L’ancrage du film dans les années 30
notamment illustré par les vêtements et sa
localisation dans une campagne de l’Est qui s’ouvre
à l’industrie des hauts fourneaux ne doivent être
perçus que comme l’adaptation très fidèle du roman
de Madeleine Bourdouxhe paru en 1937. En effet,
l’histoire centrée sur trois personnages
s’affranchit bien vite de l’environnement : il
n’y a qu’une seule scène de travail et la plupart a
lieu dans la maison de cette petite famille. Un couple
avec deux enfants, en attente du troisième, dans lequel
l’amour et l’harmonie semblent régner. Elisa (Emmanuelle
Devos) voue un culte à son mari Gilles (Clovis
Cornillac). Elle est tout à la fois sa femme, la mère
de ses enfants et une servante consentante – l’époque
n’étant pas encore au partage des taches ménagères.
Mais Elisa a une sœur cadette : la jolie et libre
Victorine (Laura Smet) dont le charme troublant
ne semble pas laisser indifférent Gilles. C’est
d’abord ce que soupçonne Elisa, à l’affût du
moindre détail qu’elle exploite de manière paranoïaque,
confinant à la mythomanie ou au fantasme (on y
revient). Les soupçons deviennent réalité, sans que
l’on sache vraiment si Gilles et Victorine l’ont
complètement décidé ou ont été les instruments, même
à son propre insu, de la subtile et volontaire Elisa.
C’est sur ce point énigmatique
laissant entrevoir des abîmes vertigineux que le film
prend toute son ampleur. Fonteyne, en adaptateur
dévoué, privilégie la seule vision d’Elisa, réduisant
à néant les pensées ou motivations des deux autres
protagonistes. Il a choisi de ne pas utiliser de voix
off, ni d’avoir recours à des flash-back explicatifs.
Gilles est tour à tour mythifié puis traité comme le
dernier des salauds, acceptant ces appréciations sans
les contester ou se défendre.

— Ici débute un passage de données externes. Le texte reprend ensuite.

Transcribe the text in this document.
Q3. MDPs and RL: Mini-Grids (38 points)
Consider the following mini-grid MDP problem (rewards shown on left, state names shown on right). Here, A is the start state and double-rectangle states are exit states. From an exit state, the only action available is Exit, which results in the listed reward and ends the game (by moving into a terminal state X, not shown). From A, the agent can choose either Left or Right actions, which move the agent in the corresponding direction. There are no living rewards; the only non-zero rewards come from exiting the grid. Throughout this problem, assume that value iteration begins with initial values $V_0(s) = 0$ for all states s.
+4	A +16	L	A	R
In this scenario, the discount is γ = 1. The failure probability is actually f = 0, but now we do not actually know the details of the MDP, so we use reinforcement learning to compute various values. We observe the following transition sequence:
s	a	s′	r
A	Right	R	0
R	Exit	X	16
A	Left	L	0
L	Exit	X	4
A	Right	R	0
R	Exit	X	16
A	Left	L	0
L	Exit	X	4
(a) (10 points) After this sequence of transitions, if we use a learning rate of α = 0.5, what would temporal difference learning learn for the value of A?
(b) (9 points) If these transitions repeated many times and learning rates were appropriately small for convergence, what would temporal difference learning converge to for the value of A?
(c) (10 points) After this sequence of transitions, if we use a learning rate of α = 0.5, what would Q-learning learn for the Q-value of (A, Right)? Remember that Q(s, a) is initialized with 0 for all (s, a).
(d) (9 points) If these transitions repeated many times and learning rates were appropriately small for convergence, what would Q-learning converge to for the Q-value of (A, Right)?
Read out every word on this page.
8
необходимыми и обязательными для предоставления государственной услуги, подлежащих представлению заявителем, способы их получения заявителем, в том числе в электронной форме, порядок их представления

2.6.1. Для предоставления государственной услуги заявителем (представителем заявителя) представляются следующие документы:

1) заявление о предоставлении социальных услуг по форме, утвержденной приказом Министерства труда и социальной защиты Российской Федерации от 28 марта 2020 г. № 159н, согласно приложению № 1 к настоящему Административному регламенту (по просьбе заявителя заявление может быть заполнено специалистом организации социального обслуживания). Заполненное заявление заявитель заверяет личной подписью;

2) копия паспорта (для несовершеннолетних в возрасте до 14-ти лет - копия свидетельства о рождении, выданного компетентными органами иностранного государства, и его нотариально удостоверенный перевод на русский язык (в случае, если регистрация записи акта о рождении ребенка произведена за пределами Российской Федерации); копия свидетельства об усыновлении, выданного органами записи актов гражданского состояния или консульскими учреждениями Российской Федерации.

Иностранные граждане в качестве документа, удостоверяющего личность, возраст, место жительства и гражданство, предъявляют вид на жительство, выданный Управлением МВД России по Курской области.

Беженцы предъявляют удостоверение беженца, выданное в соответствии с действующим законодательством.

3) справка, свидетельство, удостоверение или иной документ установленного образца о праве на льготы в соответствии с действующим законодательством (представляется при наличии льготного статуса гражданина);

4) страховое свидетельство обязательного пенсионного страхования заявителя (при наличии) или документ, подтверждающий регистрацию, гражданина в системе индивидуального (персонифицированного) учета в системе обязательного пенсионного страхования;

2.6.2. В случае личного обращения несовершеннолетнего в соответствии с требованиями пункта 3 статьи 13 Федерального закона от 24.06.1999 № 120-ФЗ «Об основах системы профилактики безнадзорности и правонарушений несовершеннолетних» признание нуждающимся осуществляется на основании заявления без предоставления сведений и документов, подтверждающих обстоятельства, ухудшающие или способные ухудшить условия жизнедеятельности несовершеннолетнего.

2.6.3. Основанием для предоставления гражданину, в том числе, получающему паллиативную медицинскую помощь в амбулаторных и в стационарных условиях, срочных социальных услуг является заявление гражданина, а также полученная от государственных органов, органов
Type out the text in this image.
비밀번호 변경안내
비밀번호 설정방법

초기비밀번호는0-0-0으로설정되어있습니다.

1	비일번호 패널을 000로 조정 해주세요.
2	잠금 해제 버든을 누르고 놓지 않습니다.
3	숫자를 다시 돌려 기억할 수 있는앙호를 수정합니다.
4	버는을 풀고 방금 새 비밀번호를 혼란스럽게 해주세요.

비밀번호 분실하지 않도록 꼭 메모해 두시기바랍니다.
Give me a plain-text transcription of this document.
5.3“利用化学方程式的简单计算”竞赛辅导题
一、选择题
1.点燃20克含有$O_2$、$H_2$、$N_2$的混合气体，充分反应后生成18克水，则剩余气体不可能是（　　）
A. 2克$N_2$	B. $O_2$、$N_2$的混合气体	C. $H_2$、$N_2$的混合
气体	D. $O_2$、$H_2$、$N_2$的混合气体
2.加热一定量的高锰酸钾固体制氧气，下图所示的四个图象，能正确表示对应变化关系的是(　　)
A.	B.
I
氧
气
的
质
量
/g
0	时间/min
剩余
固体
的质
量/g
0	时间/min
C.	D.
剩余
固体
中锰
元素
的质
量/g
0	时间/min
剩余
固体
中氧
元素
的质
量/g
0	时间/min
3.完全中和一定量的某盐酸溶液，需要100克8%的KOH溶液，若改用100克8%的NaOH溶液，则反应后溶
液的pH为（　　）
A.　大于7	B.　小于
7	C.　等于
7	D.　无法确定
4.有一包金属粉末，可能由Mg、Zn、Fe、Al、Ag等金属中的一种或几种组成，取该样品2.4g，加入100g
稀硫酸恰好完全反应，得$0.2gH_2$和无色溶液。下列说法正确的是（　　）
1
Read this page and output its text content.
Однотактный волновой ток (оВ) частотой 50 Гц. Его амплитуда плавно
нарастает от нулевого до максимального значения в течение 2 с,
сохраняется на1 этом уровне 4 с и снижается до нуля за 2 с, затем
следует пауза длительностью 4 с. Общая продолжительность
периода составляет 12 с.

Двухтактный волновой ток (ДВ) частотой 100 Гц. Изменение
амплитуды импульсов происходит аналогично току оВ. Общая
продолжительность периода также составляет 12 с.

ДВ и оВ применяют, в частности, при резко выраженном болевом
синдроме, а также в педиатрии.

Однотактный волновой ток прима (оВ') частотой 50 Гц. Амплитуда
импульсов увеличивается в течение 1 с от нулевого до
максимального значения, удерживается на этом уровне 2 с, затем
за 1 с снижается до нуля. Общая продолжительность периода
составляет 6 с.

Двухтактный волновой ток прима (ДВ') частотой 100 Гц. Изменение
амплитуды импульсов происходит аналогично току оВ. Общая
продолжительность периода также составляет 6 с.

A ce sujet, Clovis
Cornillac, dans son interprétation très juste qui
mêle la souffrance et le consentement laxiste, avoue
dans quelques interviewes qu’il s’est senti comme
une femme sur ce tournage.
L’ambivalence d’Elisa qui complexifie agréablement la
vision de ce film et éclaire d’un jour nouveau sa
conclusion n’est certes pas le seul élément
participatif du plaisir pris, même s’il oblige le
spectateur à la réflexion ou à la conjecture sur le
comportement de celle-ci. Il faut bien sûr y ajouter la
facture absolument splendide des images. Le travail sur
la lumière, la reconstitution minutieuse des conditions
de vie des années 30 et le choix des paysages pour les
quelques scènes d’extérieur font du film une
succession de tableaux naturalistes, largement inspirés
de Vermeer. La jubilation prise grâce à l’épaisseur
psychologique des personnages se double donc de celle liée
à l’esthétique.
Enfin, Emmanuelle Devos excelle dans ces rôles de
victime supposée et de manipulatrice plus ou moins avouée.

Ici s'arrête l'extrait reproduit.